La Insuficiencia de la Pena Privativa de Libertad: Hacia un Modelo de Reparación Integral.
El sistema penal dominicano ha operado históricamente bajo una miopía selectiva: el enfoque casi exclusivo en la libertad o prisión del imputado. Tras quince años en el ejercicio del derecho, incluyendo ocho años en la defensa pública y mi actual especialización en la defensa legal de las víctimas, he confirmado que para quien ha sufrido el daño, la cárcel del agresor es apenas el inicio de una justicia que, con frecuencia, se queda a mitad de camino.

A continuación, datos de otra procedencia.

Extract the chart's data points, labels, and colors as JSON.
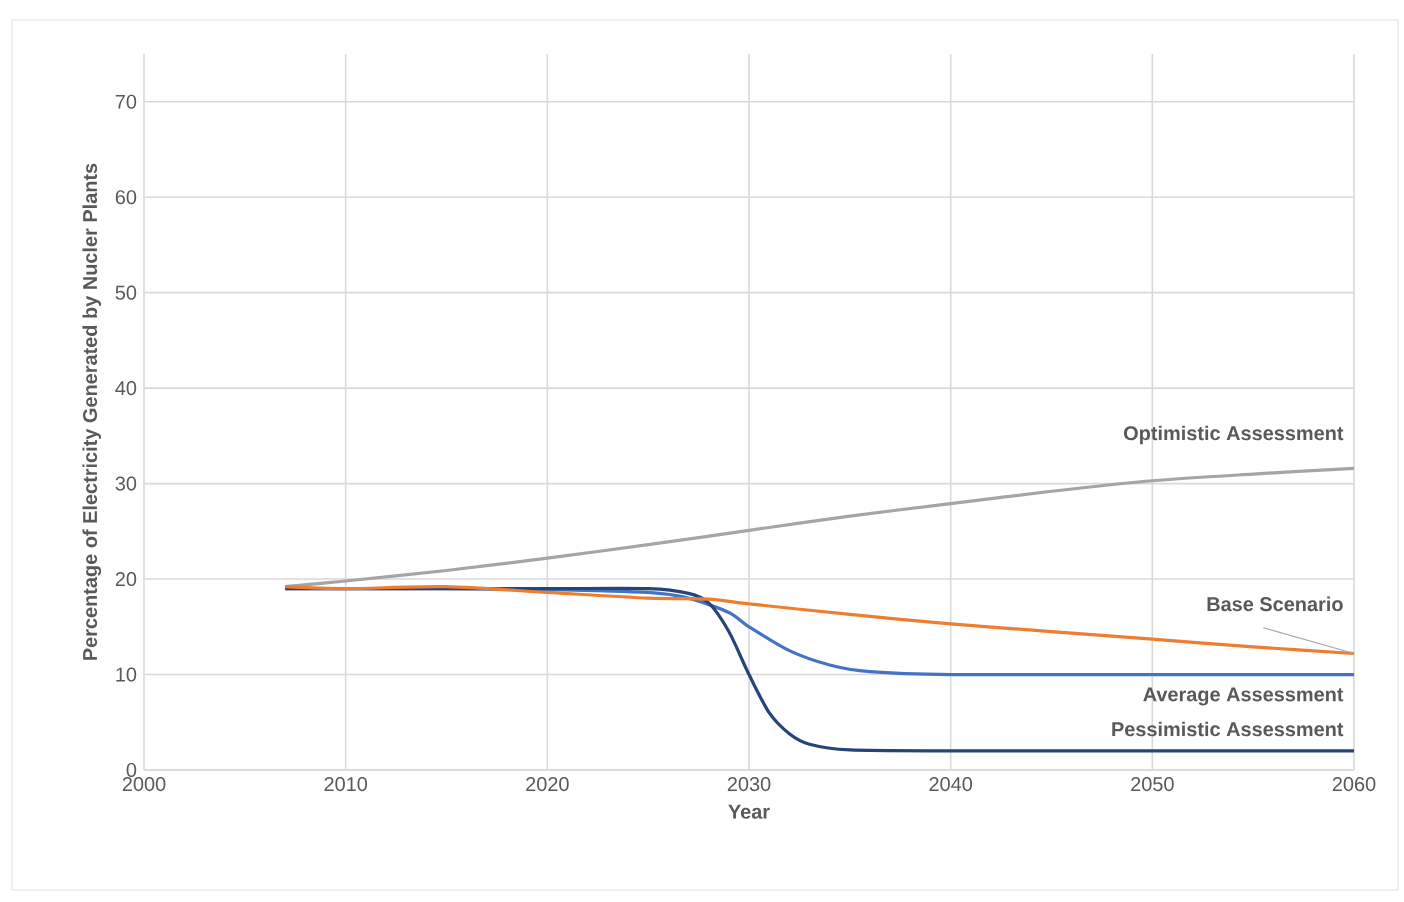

Es común observar en nuestros tribunales cómo la víctima, movida por el dolor y el desconocimiento de las etapas procesales, centra toda su expectativa en la medida de coerción. Si el juez no dicta prisión preventiva, la percepción inmediata es de impunidad. Sin embargo, mi mayor preocupación radica en lo que sucede al final del camino. ¿De qué sirve una condena de veinte años si la víctima sale del tribunal con lo que llamamos una "sentencia encuadrada"? Me refiero a esas decisiones judiciales que disponen indemnizaciones justas en papel, pero que son de imposible ejecución porque el imputado es insolvente o porque el sistema no fue capaz de rastrear y cautelar sus bienes desde el inicio del proceso.
En mi experiencia como empresaria del sector de la ebanistería, he aprendido una lección de precisión que aplico hoy a la gestión judicial: si en un mueble valioso nos limitamos a extraer el clavo oxidado que lo atraviesa, pero no resanamos la madera, el hueco permanece y la estructura sigue debilitada. En el derecho penal, la prisión es simplemente extraer el clavo. Si el sistema no garantiza medidas cautelares reales sobre los bienes del imputado o no activa mecanismos de reparación económica y psicológica, estamos dejando a la víctima con la fibra rota. La verdadera justicia es la que lija el dolor y barniza el futuro con una restauración real del entorno del afectado.
El reciente Proyecto de Ley de Atención, Representación Legal y Protección a Víctimas, introducido en diciembre de 2024, representa una oportunidad institucional sin precedentes para corregir este desbalance. No necesitamos más burocracia, sino soluciones accionables que permitan que la víctima deje de ser un objeto de prueba y se convierta en un sujeto de derechos con voz y respaldo económico. La propuesta de un Fondo de Asistencia a Víctimas y el fortalecimiento de la representación legal especializada —una labor que impulsamos con determinación desde RELEVIC— deben ser los ejes de una reforma que comprenda que la dignidad humana no se resarce únicamente con rejas.
Como abogada, madre y líder comprometida con la transformación del sistema judicial, asumo el compromiso de velar porque esta pieza legislativa no sea un intento fallido más. La justicia debe transitar de la simple retórica de la sanción hacia la práctica de la restauración efectiva. Es hora de que el Estado Dominicano garantice que el proceso penal sea, finalmente, un camino hacia la paz social y la reparación real de sus ciudadanos.